Either of our guides are very accurate, because you have to take into account the waste produced by fish, not the size of it 

If yours is proven to work so is mine, atleast 30,000 people on another forum i post on use my method as a guide, and havent had any problems, the thing is, there is no proven way on how to acceptably stock a tank, ive been up to 4 inches per gallon before, but you have to take into account how much nitrate is left over at the end of the process.

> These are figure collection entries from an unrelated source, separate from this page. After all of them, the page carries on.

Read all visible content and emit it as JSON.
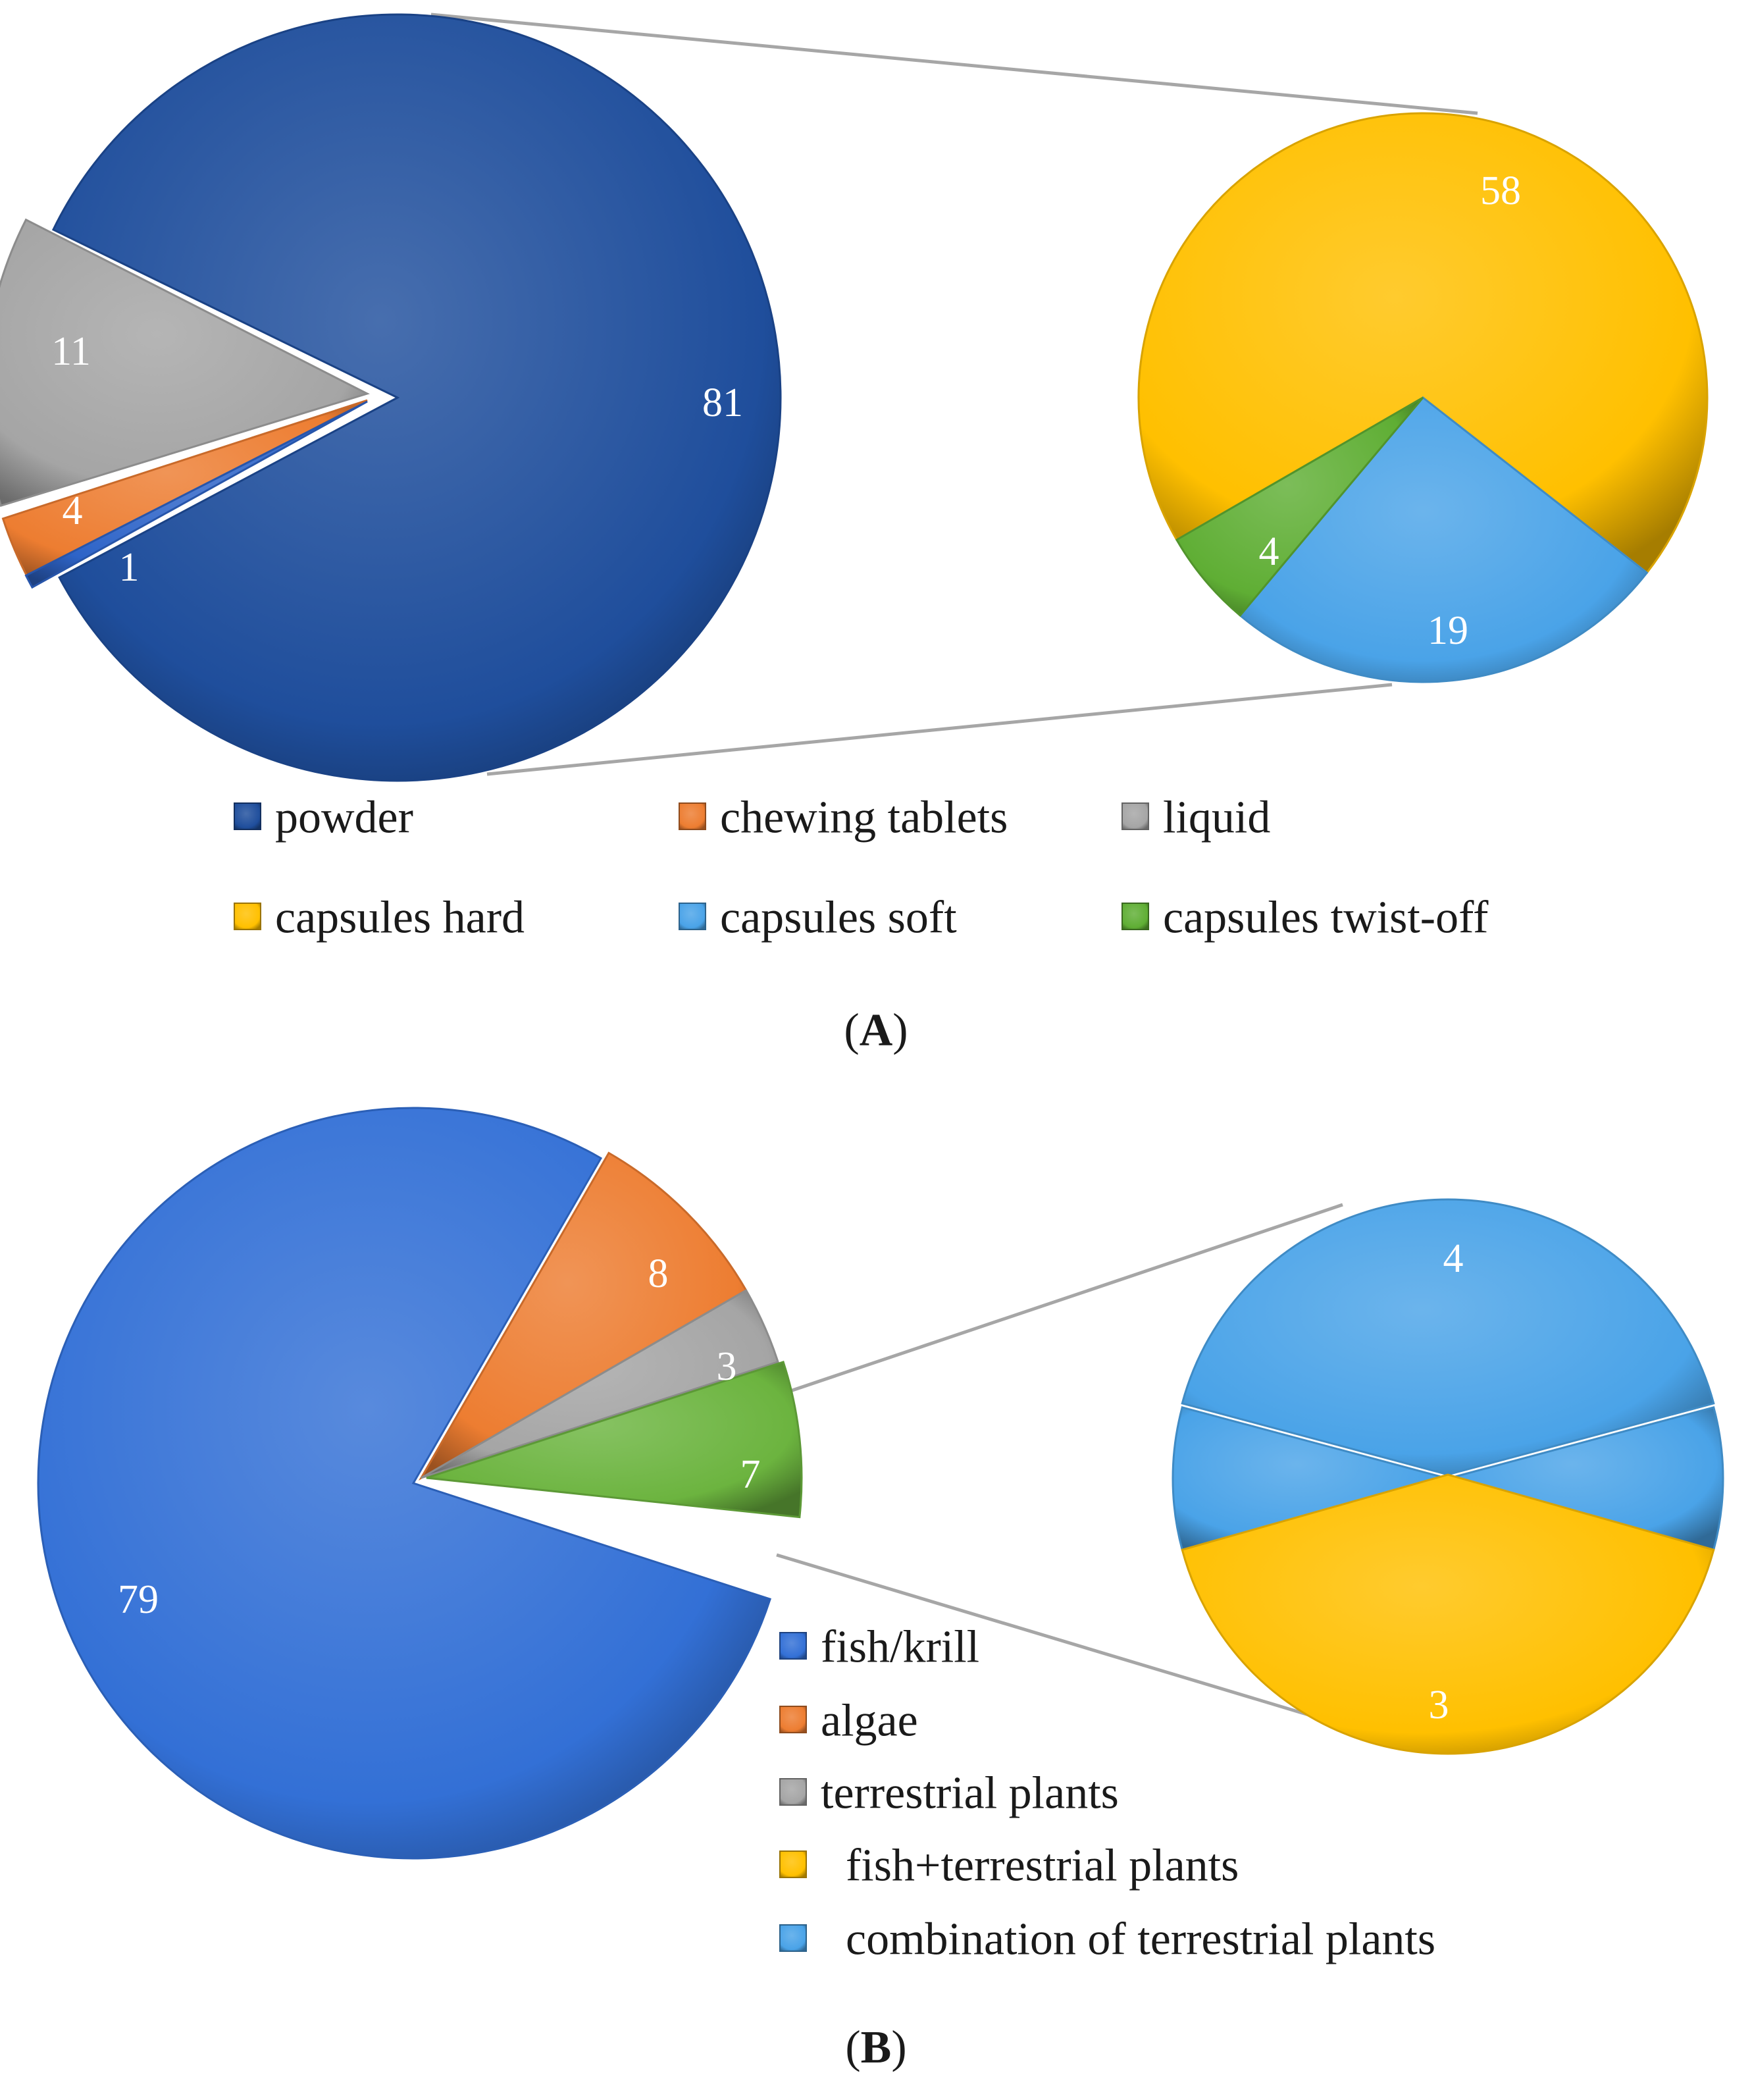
{
  "chart_data": [
    {
      "type": "pie",
      "panel_label": "A",
      "main": {
        "slices": [
          {
            "label": "powder",
            "value": 81,
            "color": "#1f4e9c"
          },
          {
            "label": "chewing tablets",
            "value": 4,
            "color": "#ed7d31"
          },
          {
            "label": "liquid",
            "value": 11,
            "color": "#a5a5a5"
          },
          {
            "label": "",
            "value": 1,
            "color": "#2e64c8"
          }
        ]
      },
      "detail": {
        "breakdown_of": "powder",
        "slices": [
          {
            "label": "capsules hard",
            "value": 58,
            "color": "#ffc000"
          },
          {
            "label": "capsules soft",
            "value": 19,
            "color": "#4aa3e8"
          },
          {
            "label": "capsules twist-off",
            "value": 4,
            "color": "#5fae34"
          }
        ]
      },
      "legend": [
        {
          "label": "powder",
          "color": "#1f4e9c"
        },
        {
          "label": "chewing tablets",
          "color": "#ed7d31"
        },
        {
          "label": "liquid",
          "color": "#a5a5a5"
        },
        {
          "label": "capsules hard",
          "color": "#ffc000"
        },
        {
          "label": "capsules soft",
          "color": "#4aa3e8"
        },
        {
          "label": "capsules twist-off",
          "color": "#5fae34"
        }
      ]
    },
    {
      "type": "pie",
      "panel_label": "B",
      "main": {
        "slices": [
          {
            "label": "fish/krill",
            "value": 79,
            "color": "#3370d6"
          },
          {
            "label": "algae",
            "value": 8,
            "color": "#ed7d31"
          },
          {
            "label": "terrestrial plants",
            "value": 3,
            "color": "#a5a5a5"
          },
          {
            "label": "",
            "value": 7,
            "color": "#6cb43f"
          }
        ]
      },
      "detail": {
        "breakdown_of": "",
        "slices": [
          {
            "label": "combination of terrestrial plants",
            "value": 4,
            "color": "#4aa3e8"
          },
          {
            "label": "fish+terrestrial plants",
            "value": 3,
            "color": "#ffc000"
          }
        ]
      },
      "legend": [
        {
          "label": "fish/krill",
          "color": "#3370d6"
        },
        {
          "label": "algae",
          "color": "#ed7d31"
        },
        {
          "label": "terrestrial plants",
          "color": "#a5a5a5"
        },
        {
          "label": "fish+terrestrial plants",
          "color": "#ffc000"
        },
        {
          "label": "combination of terrestrial plants",
          "color": "#4aa3e8"
        }
      ]
    }
  ]
}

As long as the fish have enough space to swim, the nitrates are easy to keep on top of (although this isn't normally a problem as levels into the hundreds are safe) you have no problems what so ever!


----------



## thechaser09

cool thanks heaps guys, your info has helped me out heaps, much appreciated of it


----------



## 1077

The only problems I see with adding fish to this particular tank are that the tank is comprised of livebearers which usually leads to more. I would hold off on adding any more fish unless I was certain that the fish presently in the tank were all males. Chances are better than average that fry will be forthcoming if even one female is present.
As for stocking levels in aquariums,, I am of the opinion that fish should all share same water requirements with respect to pH or hardness ,and temperatures. Fish compatibility should in my view also be taken into consideration. For example.. many place young cichlids in tanks and as juveniles,all is well. It is when the fish reaches sexual maturity that things begin to go awry. Fish become more aggressive,and or territorial and may or may not get along as they did before. This holds true with not only cichlids ,but many other fish as well. Adult size and filtration are also very important to consider. As fish grow,they consume more food and produce more waste. Same thing occurs with numbers of fish. While fish are small and few in numbers,the filter may be up to the task. but as numbers grow and fish grow,filter may need to be upgraded or at the very least, more frequent maint.
In my mind, It's never about how many fish can I keep,,. but rather all of the above must first be studied.


----------



## Calmwaters

Very well put 1077.


----------